İstanbul farklı, Ankara farklı. Belediye farklı, Hükümet farklı. Büyükşehir Belediye Başkanlığı farklı, Başbakanlık farklı. Tayyip bey İstanbul'dan ayrılıp, Ankara'ya gelince "nelerle karşılaştı?" Başbakanlık yaparken nerelerde, hangi sorunlarla karşılaştı. Veya "hangi dirençlerle?" Ve "neden?" Başbakan'a "bu konuları" açtık. Onun yanıtına gelince...
***
Sayın Donat. Kurumsal milliyetçilik yapılıyor. Sanki bazı şeyleri ellerinden kaybedecekler gibi. Böyle tavırlar ülkeye de millete de zarar veriyor. Hepimizin ortak paydamız Türkiye. Türkiye Cumhuriyeti vatandaşlığı. Diyoruz ki bazı kamu malları, binalar, sosyal tesisler, araziler satılacak. Ama hala direnenler var. Kardeşim, bunları hazineye devret, hazine satacak diye tekrar söylüyoruz. Ama bürokratik oligarşi acımasız rolünü oynamaya devam ediyor.
Siyaset ve asker
Sayın Başbakan... Askerle ilişkileriniz? - Ordumuza bakışımız hiçbir zaman olumsuz olmamıştır... Olamaz da... Türk Silahlı Kuvvetleri bizim ordumuzdur... Ona gelecek en ufak zarara tahammül edemeyiz.
***
- Sayın Başbakan... Siyaset ve asker ilişkilerine bakışınız? - Anayasamızda bütün kurumların tasarruf alanı bellidir... Ve herkes kendi tasarruf alanı içinde çalışmalarını sürdürdüğü sürece, hiçbir konuda sıkıntı çıkması mümkün değildir.
***
Başbakan: - Ülkede gerilim politikalarından nemalanmak isteyenler var... Bunlara fırsat vermeyelim... Bu hassasiyeti bütün kurumların göstermesi lazım... Genel prensip, bir kurum adına konuşma yetkisi, kurumun başındaki kişiye aittir ve onun konuşması da kurumu bağlar.
***
Biz "bu konuda" başka soru sormadık.
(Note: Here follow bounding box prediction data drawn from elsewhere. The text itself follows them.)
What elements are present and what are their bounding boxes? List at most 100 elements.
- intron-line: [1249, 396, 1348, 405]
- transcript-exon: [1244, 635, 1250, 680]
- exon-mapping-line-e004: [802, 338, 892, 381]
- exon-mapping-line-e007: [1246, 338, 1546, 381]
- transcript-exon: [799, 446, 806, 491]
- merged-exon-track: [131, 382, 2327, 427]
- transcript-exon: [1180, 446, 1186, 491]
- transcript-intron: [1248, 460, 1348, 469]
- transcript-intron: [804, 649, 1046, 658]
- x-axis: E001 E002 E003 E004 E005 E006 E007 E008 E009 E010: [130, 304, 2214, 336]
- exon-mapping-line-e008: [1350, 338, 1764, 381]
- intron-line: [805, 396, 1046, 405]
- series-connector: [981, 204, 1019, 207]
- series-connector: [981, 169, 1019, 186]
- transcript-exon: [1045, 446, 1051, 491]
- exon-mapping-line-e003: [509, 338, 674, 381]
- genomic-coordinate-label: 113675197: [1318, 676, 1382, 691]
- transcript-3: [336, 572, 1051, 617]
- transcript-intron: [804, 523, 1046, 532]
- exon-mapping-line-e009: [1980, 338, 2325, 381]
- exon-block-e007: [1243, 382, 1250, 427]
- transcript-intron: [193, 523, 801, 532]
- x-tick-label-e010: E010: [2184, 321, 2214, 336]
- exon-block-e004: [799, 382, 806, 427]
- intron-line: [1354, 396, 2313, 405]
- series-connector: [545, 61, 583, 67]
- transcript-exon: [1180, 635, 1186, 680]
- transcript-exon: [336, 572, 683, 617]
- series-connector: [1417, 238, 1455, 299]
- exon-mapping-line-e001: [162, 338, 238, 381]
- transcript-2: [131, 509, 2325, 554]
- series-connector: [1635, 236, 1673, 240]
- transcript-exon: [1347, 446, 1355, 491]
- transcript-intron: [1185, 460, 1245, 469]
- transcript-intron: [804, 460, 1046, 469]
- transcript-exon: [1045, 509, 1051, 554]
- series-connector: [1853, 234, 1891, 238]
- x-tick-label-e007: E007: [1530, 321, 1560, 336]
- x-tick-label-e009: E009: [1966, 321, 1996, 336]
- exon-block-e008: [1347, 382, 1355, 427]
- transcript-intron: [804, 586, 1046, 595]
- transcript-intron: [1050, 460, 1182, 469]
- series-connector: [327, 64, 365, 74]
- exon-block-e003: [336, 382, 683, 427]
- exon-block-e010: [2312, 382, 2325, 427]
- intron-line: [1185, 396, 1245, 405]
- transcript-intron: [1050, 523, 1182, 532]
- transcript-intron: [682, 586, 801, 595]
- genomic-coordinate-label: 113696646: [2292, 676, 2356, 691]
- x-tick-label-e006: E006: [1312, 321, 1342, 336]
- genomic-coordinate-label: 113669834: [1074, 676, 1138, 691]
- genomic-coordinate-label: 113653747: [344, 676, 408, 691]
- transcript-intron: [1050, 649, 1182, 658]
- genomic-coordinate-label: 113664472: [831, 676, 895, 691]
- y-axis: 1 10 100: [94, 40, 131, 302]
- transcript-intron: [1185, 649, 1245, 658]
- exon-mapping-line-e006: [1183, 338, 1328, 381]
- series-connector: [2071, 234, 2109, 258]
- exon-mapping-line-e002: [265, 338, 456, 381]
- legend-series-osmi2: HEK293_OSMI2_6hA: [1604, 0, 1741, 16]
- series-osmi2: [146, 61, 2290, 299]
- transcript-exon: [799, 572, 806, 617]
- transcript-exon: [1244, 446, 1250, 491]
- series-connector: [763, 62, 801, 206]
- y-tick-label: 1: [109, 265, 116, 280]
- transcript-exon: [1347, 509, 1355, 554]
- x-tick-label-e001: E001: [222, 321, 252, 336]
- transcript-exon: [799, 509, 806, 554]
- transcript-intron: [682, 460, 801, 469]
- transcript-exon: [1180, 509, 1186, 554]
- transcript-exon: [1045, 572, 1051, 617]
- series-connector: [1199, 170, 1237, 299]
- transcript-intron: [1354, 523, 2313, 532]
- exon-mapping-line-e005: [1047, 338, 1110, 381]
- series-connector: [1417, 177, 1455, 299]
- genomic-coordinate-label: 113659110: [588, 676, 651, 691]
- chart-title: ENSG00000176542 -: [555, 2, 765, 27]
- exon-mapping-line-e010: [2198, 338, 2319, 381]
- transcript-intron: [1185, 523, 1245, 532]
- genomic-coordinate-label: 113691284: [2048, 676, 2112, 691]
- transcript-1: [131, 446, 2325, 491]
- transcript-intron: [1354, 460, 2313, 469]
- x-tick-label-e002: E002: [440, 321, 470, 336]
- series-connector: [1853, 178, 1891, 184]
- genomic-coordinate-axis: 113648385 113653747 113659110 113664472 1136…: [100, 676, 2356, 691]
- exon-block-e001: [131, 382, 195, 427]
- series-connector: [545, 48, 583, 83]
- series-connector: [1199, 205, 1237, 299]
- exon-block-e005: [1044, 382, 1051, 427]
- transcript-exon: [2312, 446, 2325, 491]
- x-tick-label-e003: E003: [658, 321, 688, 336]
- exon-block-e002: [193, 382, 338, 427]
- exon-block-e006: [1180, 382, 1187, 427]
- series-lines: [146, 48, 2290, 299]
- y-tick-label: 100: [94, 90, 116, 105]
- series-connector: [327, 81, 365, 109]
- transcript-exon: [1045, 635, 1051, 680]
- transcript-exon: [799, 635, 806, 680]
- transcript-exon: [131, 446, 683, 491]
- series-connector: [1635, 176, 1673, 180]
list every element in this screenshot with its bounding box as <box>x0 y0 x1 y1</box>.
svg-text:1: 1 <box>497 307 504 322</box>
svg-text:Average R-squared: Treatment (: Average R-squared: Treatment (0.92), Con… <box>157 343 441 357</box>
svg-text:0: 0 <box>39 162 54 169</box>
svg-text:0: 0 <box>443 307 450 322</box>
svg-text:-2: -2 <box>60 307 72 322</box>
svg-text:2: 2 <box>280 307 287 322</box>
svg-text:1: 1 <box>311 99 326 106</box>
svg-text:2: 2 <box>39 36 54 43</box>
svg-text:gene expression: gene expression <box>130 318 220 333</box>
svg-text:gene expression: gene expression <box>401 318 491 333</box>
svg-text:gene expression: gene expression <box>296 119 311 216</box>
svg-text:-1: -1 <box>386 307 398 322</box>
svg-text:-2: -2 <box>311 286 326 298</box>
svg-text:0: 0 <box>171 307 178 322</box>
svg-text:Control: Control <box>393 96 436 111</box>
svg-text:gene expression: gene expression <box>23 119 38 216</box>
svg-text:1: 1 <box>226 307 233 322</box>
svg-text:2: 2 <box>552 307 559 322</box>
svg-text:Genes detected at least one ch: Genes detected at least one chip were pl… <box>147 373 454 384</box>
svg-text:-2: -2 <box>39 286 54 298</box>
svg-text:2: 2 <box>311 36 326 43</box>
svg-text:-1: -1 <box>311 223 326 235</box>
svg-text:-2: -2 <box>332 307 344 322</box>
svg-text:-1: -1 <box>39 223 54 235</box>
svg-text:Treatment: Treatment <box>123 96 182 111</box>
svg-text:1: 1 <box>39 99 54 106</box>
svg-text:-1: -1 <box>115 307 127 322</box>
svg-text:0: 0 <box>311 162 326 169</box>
Ama Recep Tayyip Erdoğan için bu konu "çok hassastı." Ve konuşmaya devam etti: - Türkiye'nin kavgaya, gürültüye tahammülü yok... Hele, hele milli meselelerde, ülkenin milli çıkarlarında, birbirlerinin önüne engel koymaya hiçbir vatan evladının hakkı yok... Birbirimize nasıl yardımcı olabiliriz, onu düşünmek lazım.